Now that we understand the applications of ML to genomics, let’s recap what we have learned so far in the next section.
In this chapter, we started with understanding the concepts of genomics and how you can store and manage large genomics data on AWS. We also discussed the end-to-end architecture design for transferring, storing, analyzing, and applying ML to genomics data using AWS services. We then focused on how you can deploy large state-of-the-art models for genomics, such as DNABERT, for promoter recognition tasks using Amazon SageMaker with a few lines of code and how you can test your endpoint using code and the SageMaker Studio UI.

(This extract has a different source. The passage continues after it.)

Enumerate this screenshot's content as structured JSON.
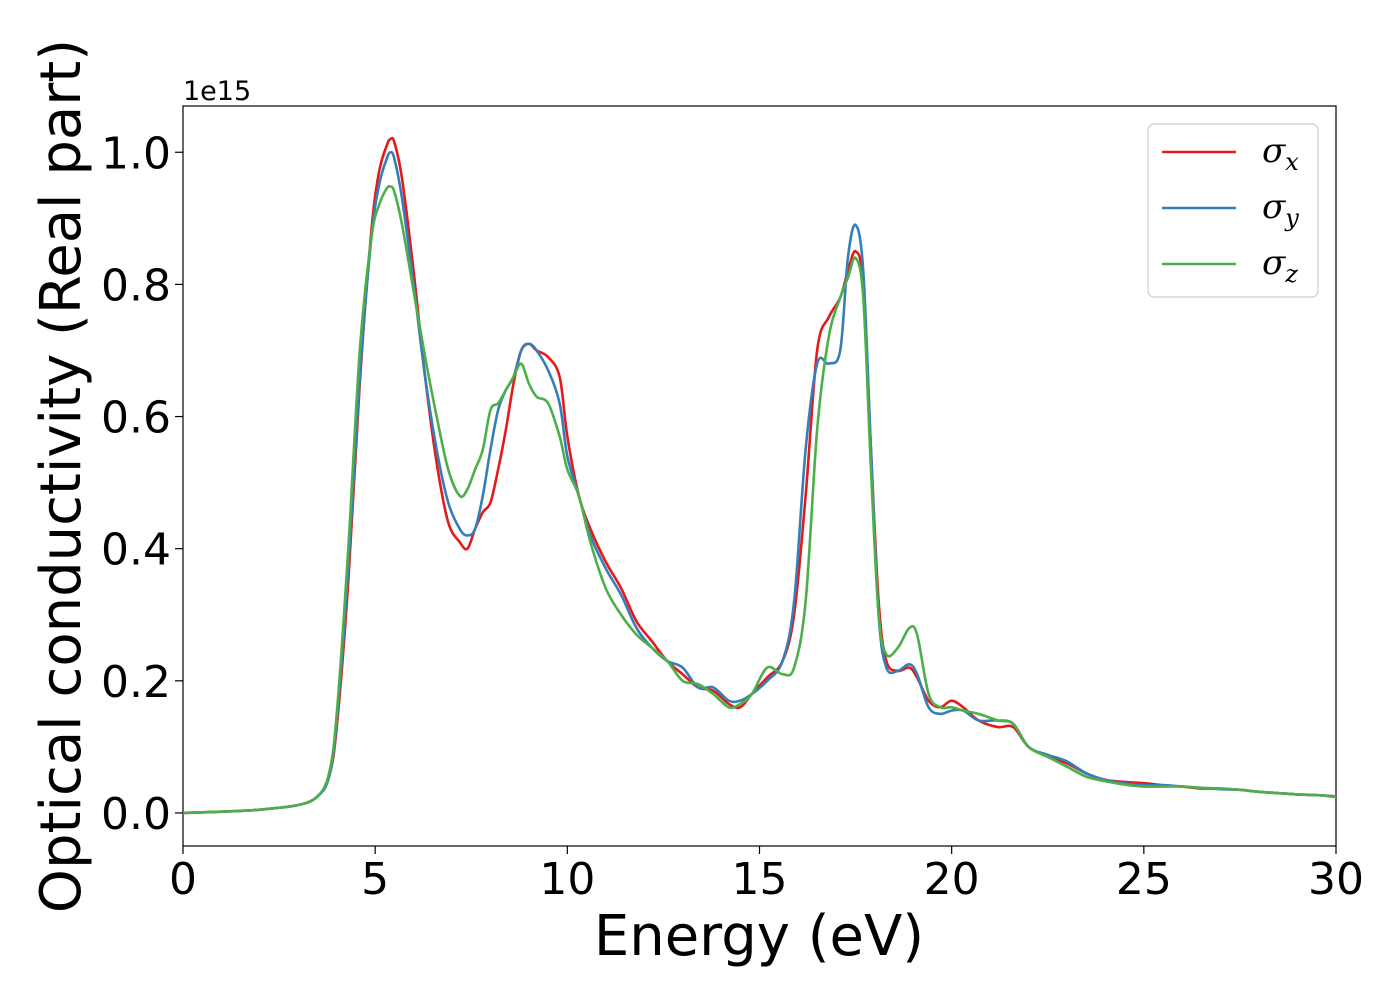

We then moved on to understanding proteomics, which is the study of protein sequences, structure, and their functions. We walked through an example of predicting protein secondary structure for protein sequences using a Hugging Face pretrained model with 11 billion parameters. Since it is a large model with memory requirements greater than 220 GB, we explored various memory-saving techniques, such as activation checkpointing, activation offloading, optimizer state sharding, and tensor parallelism, provided by the SageMaker model parallel library. We then used these techniques to train our model for predicting protein structure. We also understood how SageMaker provides integration with Hugging Face and makes it simple to use state-of-the-art models, which otherwise need a lot of heavy lifting in order to train.
In the next chapter, we will review another domain, autonomous vehicles, and understand how high-performance computing capabilities provided by AWS can be used for training and deploying ML models at scale.